Supply from Brazil’s largest producer Vale is seen increasing significantly in the second half of the year. Vale already has been returning to its pre-COVID level operation as exports have hit 33.4 mln tn in July, up nearly 60% from May when coronavirus infection prompted the mine to suspend its operations. Australian iron ore exports have also surged, with June exports hitting 81.3 mln tn.

The loadings for August suggest there’s plenty more to come, and a sharp price correction can only be averted if China’s central government releases more stimulus, said Daniel Hynes and Soni Kumari, Commodity Strategists at ANZ Research.

Both Brazilian and Australian producers are planning to export a record iron ore this year while China has been banking on its infrastructure demand to revive its economy suffering the aftermaths of COVID-19.

This may collectively raise prospects of prices coming under pressure in 2021 as steel output and demand remain weak in almost every market other than China.

Morgan Stanley in July had said that the rally in iron ore prices has been driven mostly by speculation and that it could set for a significant price decline similar to that in 2019 when iron ore prices shot up to $120 per tn in July, and later witnessed a freefall from August and reached to $86 per tn.

Since the beginning of this year, Chinese steel production totalled 593 mln tn. The country has imported a record 113 mln tn of iron ore in July itself, according to China’s National Bureau of Statistics.

According to market analysts, Chinese traders acted opportunistically and took advantage of the low prices when they hovered between $80-$90 per tn to make extensive purchases. However, there is a gap of two to three months between placing an import order and shipment arriving and augmenting supply in the market.

“Significantly more supply is coming to the market again. Chinese steel production, on the other hand, is likely to reach a plateau in the foreseeable future, so that the demand for iron ore should slow down,” Briesemann added.

Industry experts say more steel scrap needs to be used for steel production in the future for environmental reasons. Steelmakers are planning to produce steel through scraps that are used in the electric arc furnace process. Iron ore is mainly used in the blast furnace process of steel making.

Procurement of more iron ore is also inviting concern for China. London-based brokerage Marex Spectron points that arrivals at ports are unable to make way into the city due to heavy rains and COVID-19 restrictions, thereby, resulting in a tight physical market in the country.

Marex Spectron also sees current prices cooling off in the near term as some mills are holding back from chasing prices.

According to vessel-tracking data compiled by Refinitiv, iron ore vessels awaiting discharge at Chinese ports were carrying a combined 17.46 mln tn of iron ore as of mid August.

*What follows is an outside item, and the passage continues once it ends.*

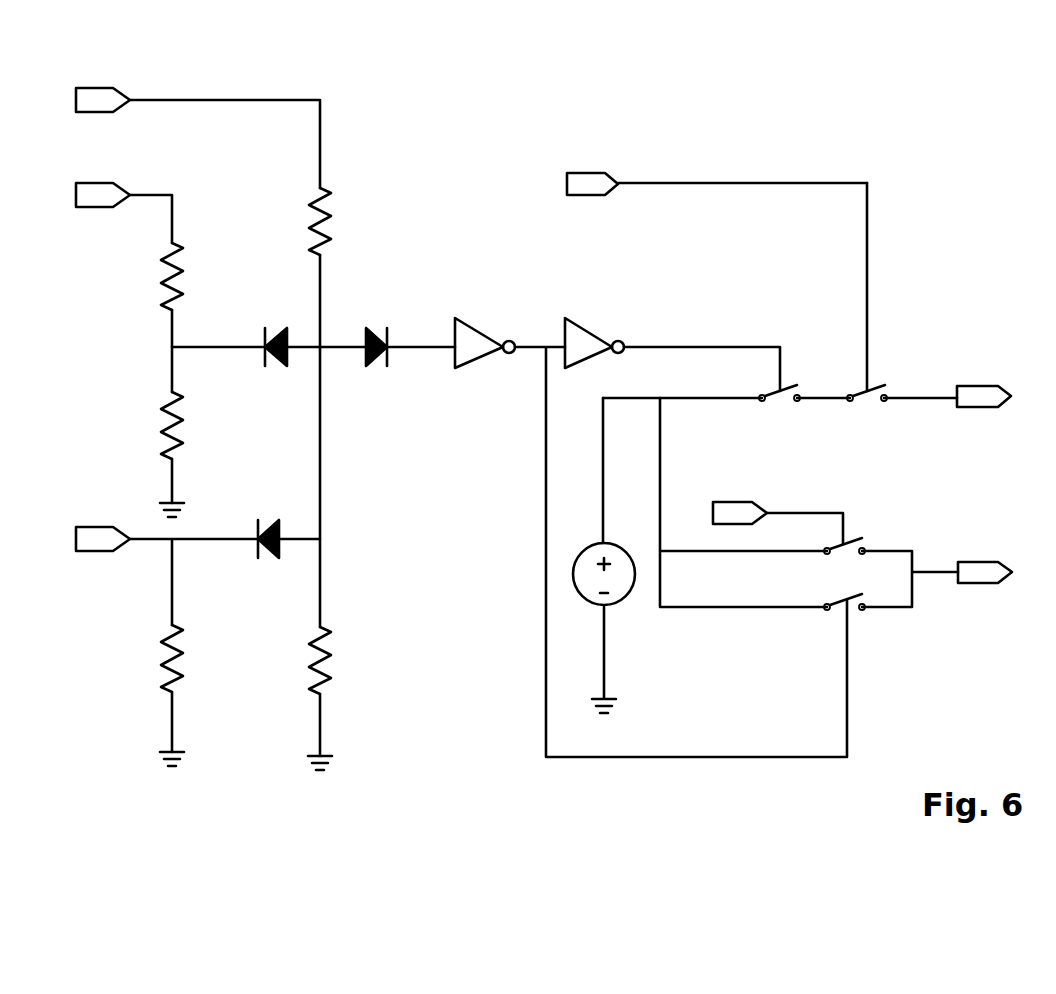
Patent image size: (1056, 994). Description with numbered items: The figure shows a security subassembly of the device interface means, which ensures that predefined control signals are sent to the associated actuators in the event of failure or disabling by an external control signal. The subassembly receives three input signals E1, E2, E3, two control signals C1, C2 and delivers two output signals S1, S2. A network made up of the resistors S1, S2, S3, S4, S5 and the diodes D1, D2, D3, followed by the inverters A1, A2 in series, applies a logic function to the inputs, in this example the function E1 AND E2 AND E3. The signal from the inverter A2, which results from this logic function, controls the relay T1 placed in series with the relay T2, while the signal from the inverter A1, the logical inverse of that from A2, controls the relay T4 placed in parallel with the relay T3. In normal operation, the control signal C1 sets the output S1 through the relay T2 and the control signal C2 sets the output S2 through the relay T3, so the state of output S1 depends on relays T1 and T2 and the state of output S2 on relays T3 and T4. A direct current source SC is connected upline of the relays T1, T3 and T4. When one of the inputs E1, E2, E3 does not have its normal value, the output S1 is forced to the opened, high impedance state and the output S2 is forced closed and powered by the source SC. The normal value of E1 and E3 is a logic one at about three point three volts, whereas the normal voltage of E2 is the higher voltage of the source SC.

China’s Iron and Steel Association plans to ease discharging difficulties and port congestion issues by the end of this month once weather condition improves.

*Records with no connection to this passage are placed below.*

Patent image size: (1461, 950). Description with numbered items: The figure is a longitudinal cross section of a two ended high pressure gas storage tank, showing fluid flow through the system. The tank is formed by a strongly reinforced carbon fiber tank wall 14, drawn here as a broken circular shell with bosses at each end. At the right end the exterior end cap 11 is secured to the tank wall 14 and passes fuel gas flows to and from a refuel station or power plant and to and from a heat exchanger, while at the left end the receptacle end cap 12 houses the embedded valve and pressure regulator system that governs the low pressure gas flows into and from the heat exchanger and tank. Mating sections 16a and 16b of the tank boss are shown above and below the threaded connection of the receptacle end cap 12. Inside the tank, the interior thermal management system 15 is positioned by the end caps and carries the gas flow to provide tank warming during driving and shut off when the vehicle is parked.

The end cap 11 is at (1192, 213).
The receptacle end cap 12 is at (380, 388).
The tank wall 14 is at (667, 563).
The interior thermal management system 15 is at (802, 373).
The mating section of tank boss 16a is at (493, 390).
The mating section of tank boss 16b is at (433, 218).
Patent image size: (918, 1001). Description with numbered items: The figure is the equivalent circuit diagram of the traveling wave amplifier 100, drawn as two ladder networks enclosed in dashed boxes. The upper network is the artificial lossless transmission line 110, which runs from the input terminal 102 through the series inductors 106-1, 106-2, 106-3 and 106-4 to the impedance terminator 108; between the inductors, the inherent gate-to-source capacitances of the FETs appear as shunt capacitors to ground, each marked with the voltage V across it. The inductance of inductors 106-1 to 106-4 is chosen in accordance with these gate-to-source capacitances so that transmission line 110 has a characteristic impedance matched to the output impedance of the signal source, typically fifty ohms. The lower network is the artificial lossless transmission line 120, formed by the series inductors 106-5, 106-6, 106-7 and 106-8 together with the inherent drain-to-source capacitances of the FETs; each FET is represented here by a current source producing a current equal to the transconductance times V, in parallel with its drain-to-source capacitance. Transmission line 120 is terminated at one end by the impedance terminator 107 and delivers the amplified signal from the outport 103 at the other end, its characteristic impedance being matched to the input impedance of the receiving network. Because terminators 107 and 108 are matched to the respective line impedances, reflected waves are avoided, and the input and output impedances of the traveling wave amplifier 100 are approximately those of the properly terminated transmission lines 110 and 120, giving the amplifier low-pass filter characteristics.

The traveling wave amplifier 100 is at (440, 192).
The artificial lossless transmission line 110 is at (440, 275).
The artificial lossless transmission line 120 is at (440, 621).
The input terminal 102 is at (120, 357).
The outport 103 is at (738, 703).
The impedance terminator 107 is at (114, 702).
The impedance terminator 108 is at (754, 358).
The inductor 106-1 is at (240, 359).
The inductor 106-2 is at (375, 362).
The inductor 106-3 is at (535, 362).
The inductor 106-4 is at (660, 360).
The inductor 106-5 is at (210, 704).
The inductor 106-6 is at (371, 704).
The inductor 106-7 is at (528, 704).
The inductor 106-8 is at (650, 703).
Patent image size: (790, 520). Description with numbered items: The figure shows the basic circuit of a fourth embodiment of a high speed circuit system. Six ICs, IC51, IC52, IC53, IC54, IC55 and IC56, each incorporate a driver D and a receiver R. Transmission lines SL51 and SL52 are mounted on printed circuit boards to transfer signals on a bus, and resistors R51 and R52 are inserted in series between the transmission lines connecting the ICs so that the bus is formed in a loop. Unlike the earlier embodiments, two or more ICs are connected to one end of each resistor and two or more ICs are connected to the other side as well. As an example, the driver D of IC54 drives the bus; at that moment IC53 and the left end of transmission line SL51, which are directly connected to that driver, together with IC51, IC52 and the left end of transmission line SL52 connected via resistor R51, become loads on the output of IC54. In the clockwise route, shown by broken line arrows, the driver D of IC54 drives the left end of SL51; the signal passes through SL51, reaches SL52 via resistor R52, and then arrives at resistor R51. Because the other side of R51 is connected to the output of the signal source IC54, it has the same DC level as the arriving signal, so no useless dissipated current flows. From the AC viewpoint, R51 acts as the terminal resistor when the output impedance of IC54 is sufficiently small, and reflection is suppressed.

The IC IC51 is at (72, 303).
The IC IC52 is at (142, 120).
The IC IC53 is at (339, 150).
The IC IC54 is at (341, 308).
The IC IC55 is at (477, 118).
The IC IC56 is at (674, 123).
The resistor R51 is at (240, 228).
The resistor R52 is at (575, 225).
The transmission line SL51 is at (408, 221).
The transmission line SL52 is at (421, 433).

For India as well, plans of more exports to China may need some reconsideration once global iron ore prices come under pressure. According to China’s customs data, iron ore imports from India more than doubled to 20 mln tn in Jan-Jun this year.

Given the expected price correction in the coming months, ICRA’s Ritabrata Ghosh feels that exporting higher grade iron ore from India may not be an economically viable option, however, lower grade iron ore exports should continue.